Cerveau rouages Une nouvelle approche en psychiatrie se développe, dénommée Research Domain Criteria. Elle repose sur le présupposé selon lequel les maladies mentales seraient des maladies du cerveau. Cette thèse réductionniste ramène la psychiatrie à une neuroscience. Les RDoC sont en principe compatibles avec le pluralisme explicatif. Cependant, le point de vue réductionniste domine et les recherches se cantonnent aux explications biologiques.

C'est ce que note Élodie Gratreau dans ses travaux sur les enjeux épistémologiques du projet des Research Domain Criteria (1) 

Le présupposé réductionniste est double, d’une part ontologique, et d’autre part explicatif, le premier entraînant le second. Des auteurs ont critiqué comme une erreur logique le passage du réductionnisme ontologique réductionnisme explicatif. Il n'y a pas vraiment d'erreur de raisonnement, car le réductionnisme implique une clôture causale du domaine considéré. Il ne peut donc y avoir d'autres types de causes prises en compte par d'autres disciplines.

Le véritable problème vient du déni de l’existence d’un niveau psycho-cognitif chez Homme pouvant jouer un rôle dans les troubles mentaux. Si le support neurobiologique est d’évidence nécessaire, il n'est pas démontré à ce jour qu'il soit suffisant pour expliquer les conduites humaines. L'existence d'un niveau psycho-cognitif et représentationnel est plus probable que l'hypothèse inverse (2). 

Les explications des Research Domain Criteria ne font référence ni à des facteurs psychosociaux, ni à l’évolution des symptômes dans le temps. Pourtant, selon leurs principes, une étiologie pourrait être environnementale. Ces recherches avancent un pluralisme explicatif et un réductionnisme tolérant de façade, mais s’en tiennent à une approche du trouble psychiatrique centrée sur les causes et médiations biologiques.

Pour Élodie Gratreau, c'est dû aux techniques que les RDoC promeuvent et qui sont dédiées au recueil de données biologiques, neurologiques, et comportementales au sens de la mesure objective, ce qui limite la portée d’un éventuel pluralisme. Cela n’est pas sans conséquence sur les soins : si le sens tel qu’il est vécu subjectivement n’importe plus, car ne s’insérant pas dans la matrice, alors l’approche thérapeutique devient centralement une affaire de remédiation cognitive et de traitements biologiques, avec un recul de l’approche psychothérapeutique.

On retrouve à peu près les mêmes principes dans ce que l’on nomme la psychiatrie « de précision ». Son ambition est de singulariser au maximum la connaissance des maladies afin d’y remédier au mieux. Cette psychiatrie veut rassembler les développements scientifiques destinés à améliorer la compréhension et le soin clinique des maladies à partir d’une prise en compte des spécificités individuelles.

L'intention semble bonne, mais se heurte au fait que toutes les conduites pathologiques étudiées par la psychiatrie ne sont pas des maladies. En vérité, le cadre de cette psychiatrie est réductionniste et elle tend à calquer la psychiatrie sur certains standards de la médecine somatique, ceux de l’Evidence Based Medicine. La psychiatrie de précision repose sur quatre grandes lignes directrices : une utilisation systématique des calculs statistiques, un appui constant sur des bases de données massives, un ancrage nécessaire dans un substrat biologique et un recours au cognitivisme.

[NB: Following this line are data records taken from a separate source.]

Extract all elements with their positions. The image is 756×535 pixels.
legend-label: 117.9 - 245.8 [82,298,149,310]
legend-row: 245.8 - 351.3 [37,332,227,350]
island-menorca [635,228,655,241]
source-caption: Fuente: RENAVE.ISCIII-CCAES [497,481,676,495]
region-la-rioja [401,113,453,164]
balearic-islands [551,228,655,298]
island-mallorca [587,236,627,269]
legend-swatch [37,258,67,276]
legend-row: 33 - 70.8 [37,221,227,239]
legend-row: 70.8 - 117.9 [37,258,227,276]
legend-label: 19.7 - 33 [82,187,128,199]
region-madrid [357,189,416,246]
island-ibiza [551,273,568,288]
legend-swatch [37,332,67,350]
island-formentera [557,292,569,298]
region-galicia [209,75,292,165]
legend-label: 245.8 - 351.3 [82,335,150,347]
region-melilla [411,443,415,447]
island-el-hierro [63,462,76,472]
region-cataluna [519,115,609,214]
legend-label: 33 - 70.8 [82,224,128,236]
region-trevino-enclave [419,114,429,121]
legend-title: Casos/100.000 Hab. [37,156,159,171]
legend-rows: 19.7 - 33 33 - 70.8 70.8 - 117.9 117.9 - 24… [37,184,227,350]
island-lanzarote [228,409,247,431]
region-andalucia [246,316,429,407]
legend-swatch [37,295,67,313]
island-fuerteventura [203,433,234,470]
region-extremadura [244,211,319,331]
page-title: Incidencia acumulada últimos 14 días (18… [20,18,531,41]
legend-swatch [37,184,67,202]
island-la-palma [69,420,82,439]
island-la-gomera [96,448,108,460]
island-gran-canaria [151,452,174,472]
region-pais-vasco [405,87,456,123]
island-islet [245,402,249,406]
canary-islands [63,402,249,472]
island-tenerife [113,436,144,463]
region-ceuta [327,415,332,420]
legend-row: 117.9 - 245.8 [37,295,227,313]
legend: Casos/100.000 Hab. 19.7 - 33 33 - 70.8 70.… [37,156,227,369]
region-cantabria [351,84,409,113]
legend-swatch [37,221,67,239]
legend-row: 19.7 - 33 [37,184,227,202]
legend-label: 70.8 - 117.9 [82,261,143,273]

Depuis 40 ans le réductionnisme biologisant gagne du terrain en psychiatrie. Le pluralisme est pourtant d’évidence plus pertinent. Pourquoi ne pas rapporter au neurobiologique ce qui lui revient de droit, au psycho-cognitif ce qui en dépend, et attribuer au social les effets qu'il provoque chez les humains ? Le problème n'est absolument pas la recherche biologique en psychiatrie, qui est parfaitement fondée et légitime. C'est de l'étendre inconsidérément à la psychiatrie en général. Celle-ci, tout au contraire, se doit d'agréger les divers types de recherches utiles à comprendre l'humain et la pathologie psychique.

1 Gratreau Elodie, Intrication des techniques et des enjeux épistémologiques au sein du projet des Research Domain Criteria. Cahiers François Viète, III-15 | 2023.